Stress Management is the ability of an individual to manage the perceived pressures they face on a day to day basis. This may be through a variety of techniques including reducing or reappraising the pressures and enhancing coping abilities and resources.

Stress Management professionals are engaged in the practice of assisting others (be they individuals, groups or organisations) to identify and then manage the pressures they face.

Whatever the context of stress management, a broad tookit of approaches is required, based on a clear assessment of the current situation. Stress management may involve physical techniques of relaxation but also a wide range of cognitive, communication and lifestyle skills.

History

Stress is the non-specific responses of the body to any demand placed on it. Stress can create feelings of conflict and/or anxiety within an individual. Stress can stem from demands one places on oneself or from outside stimuli or situations. Some stress is easily identified, such as increased financial responsibilities; while other stress, such as feeling that one must earn peer acceptance, may go undetected.

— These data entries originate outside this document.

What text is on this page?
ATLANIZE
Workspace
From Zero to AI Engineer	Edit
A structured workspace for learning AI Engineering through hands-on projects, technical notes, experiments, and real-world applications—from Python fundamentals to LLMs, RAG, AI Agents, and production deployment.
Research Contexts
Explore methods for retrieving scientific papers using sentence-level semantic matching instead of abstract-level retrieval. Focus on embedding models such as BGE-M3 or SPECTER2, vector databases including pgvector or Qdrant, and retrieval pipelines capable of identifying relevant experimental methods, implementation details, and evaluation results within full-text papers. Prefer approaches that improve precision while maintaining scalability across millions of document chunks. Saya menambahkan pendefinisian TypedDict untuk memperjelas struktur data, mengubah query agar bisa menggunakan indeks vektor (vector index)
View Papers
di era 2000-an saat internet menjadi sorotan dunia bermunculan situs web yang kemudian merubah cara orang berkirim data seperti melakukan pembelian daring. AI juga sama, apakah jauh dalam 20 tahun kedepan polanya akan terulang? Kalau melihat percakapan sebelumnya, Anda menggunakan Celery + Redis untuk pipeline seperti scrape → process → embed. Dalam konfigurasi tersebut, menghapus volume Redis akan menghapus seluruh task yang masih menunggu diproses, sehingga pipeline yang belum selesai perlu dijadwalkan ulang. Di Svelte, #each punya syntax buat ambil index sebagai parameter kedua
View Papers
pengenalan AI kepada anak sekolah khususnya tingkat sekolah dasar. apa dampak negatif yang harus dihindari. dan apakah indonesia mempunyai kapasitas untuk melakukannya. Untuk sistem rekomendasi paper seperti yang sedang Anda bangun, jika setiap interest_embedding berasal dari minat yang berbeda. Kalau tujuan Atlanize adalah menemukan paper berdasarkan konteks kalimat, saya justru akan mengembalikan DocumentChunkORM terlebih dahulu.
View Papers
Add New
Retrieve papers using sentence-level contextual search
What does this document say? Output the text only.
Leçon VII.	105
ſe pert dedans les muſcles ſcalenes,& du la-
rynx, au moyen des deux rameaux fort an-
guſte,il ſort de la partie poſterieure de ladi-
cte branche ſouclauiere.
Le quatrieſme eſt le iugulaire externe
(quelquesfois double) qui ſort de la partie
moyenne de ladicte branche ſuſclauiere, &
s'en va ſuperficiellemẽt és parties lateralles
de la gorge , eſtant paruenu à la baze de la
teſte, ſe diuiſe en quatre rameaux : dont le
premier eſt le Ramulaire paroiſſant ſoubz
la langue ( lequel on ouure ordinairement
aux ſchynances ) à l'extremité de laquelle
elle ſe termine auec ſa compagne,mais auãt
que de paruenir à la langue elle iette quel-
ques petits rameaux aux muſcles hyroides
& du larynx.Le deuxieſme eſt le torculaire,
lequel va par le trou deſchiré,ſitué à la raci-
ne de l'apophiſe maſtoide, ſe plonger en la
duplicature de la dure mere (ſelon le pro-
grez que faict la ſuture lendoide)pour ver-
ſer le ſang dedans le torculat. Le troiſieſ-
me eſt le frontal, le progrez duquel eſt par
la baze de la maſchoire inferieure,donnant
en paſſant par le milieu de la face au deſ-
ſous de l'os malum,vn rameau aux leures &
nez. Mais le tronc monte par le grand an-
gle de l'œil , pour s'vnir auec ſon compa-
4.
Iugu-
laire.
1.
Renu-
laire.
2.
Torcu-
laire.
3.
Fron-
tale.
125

If stress is not identified and resolved , it can progressively deteriorate one's ability to function. Some personalities are more prone to stress because of poor coping skills or unhealthy mental health attitudes towards life and/or self.

Benefits

Some stress is positive and creates diversity and challenges in life. Positive stress can keep motivation and creative responses at their highest level. With proper coping skills stress can be managed.

Procedure

Persisting stress or "distress" results in debilitating anxiety that affects one's overall mental, emotional and physical health. Some signs of stress are headaches, dizziness, fast heartbeat, abnormal eating habits, troubled breathing, inability to slow down or relax, depression, ulcers, high-blood pressure, phobias and disturbed sleep patterns.

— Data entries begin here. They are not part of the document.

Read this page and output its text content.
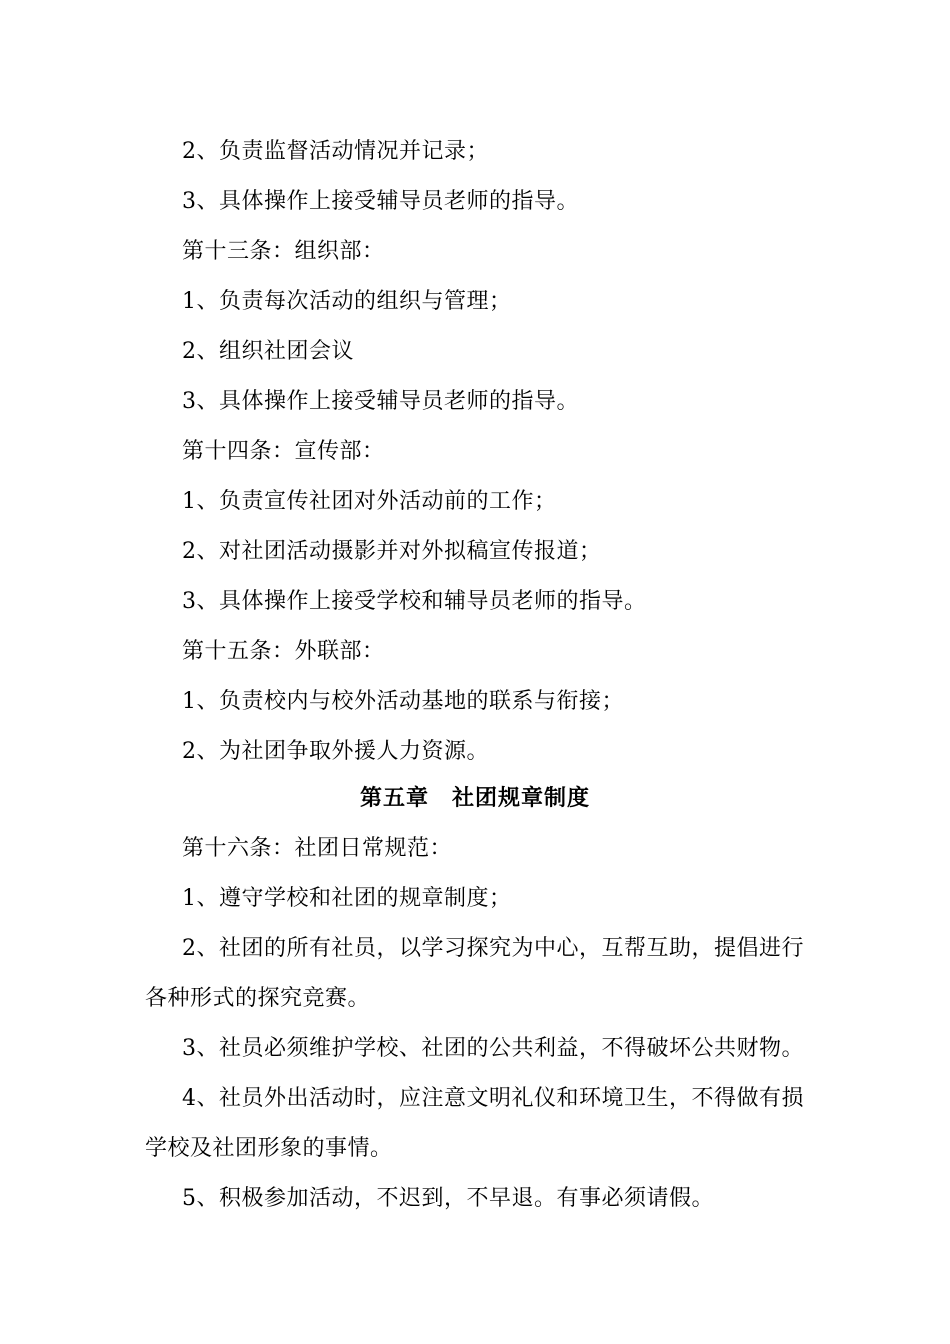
2、负责监督活动情况并记录；

3、具体操作上接受辅导员老师的指导。

第十三条：组织部：

1、负责每次活动的组织与管理；

2、组织社团会议

3、具体操作上接受辅导员老师的指导。

第十四条：宣传部：

1、负责宣传社团对外活动前的工作；

2、对社团活动摄影并对外拟稿宣传报道；

3、具体操作上接受学校和辅导员老师的指导。

第十五条：外联部：

1、负责校内与校外活动基地的联系与衔接；

2、为社团争取外援人力资源。

第五章　社团规章制度

第十六条：社团日常规范：

1、遵守学校和社团的规章制度；

2、社团的所有社员，以学习探究为中心，互帮互助，提倡进行各种形式的探究竞赛。

3、社员必须维护学校、社团的公共利益，不得破坏公共财物。

4、社员外出活动时，应注意文明礼仪和环境卫生，不得做有损学校及社团形象的事情。

5、积极参加活动，不迟到，不早退。有事必须请假。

Some coping skills include:

  • Take a deep breath. Deep breathing helps calm the body
  • Watch your thoughts. Negative or fearful thoughts create more anxiety and stress. Thinking positive about a situation helps reduce stress
  • Practice visualization. Visualize what you want to happen in your life and affairs
  • Exercise Regularly. Physical activities often relieve the body of unnecessary tensions and allow the body to function more effectively. Exercise also provides needed diversions from life's pressures
  • Learn to relax. Just a few minutes of peace and quiet each day to give one the ability to assess properly a challenging situation and to respond in an appropriate manner. Relaxation is a skill. Read something inspirational and listen to your favourite music
  • Talk about stress. Opening up about your problems or tensions with close friends, a therapist, co-workers or a clergy member will allow a sharing of feelings and an opportunity to keep potential stressors in proper perspective
  • Structure planning of daily activities. By properly planning and using one's time, daily demands can be handled before they create unhealthy stress. Daily planning provides for a varied schedule, which can include work, leisure, social and family activities, as well as a personal time
  • Set realistic goals. People who expect too much of themselves are most frequently troubled by stress. Goals must be realistic to be motivational
  • Do some fun things. Treat yourself regularly by doing something that you enjoy
  • Get regular checkups. Often doctors can discover physical manifestations of stress that enables one to deal effectively with the tensions of stress
  • Seek more information about ways to handle stress. Learn how to manage effectively the stress in your life.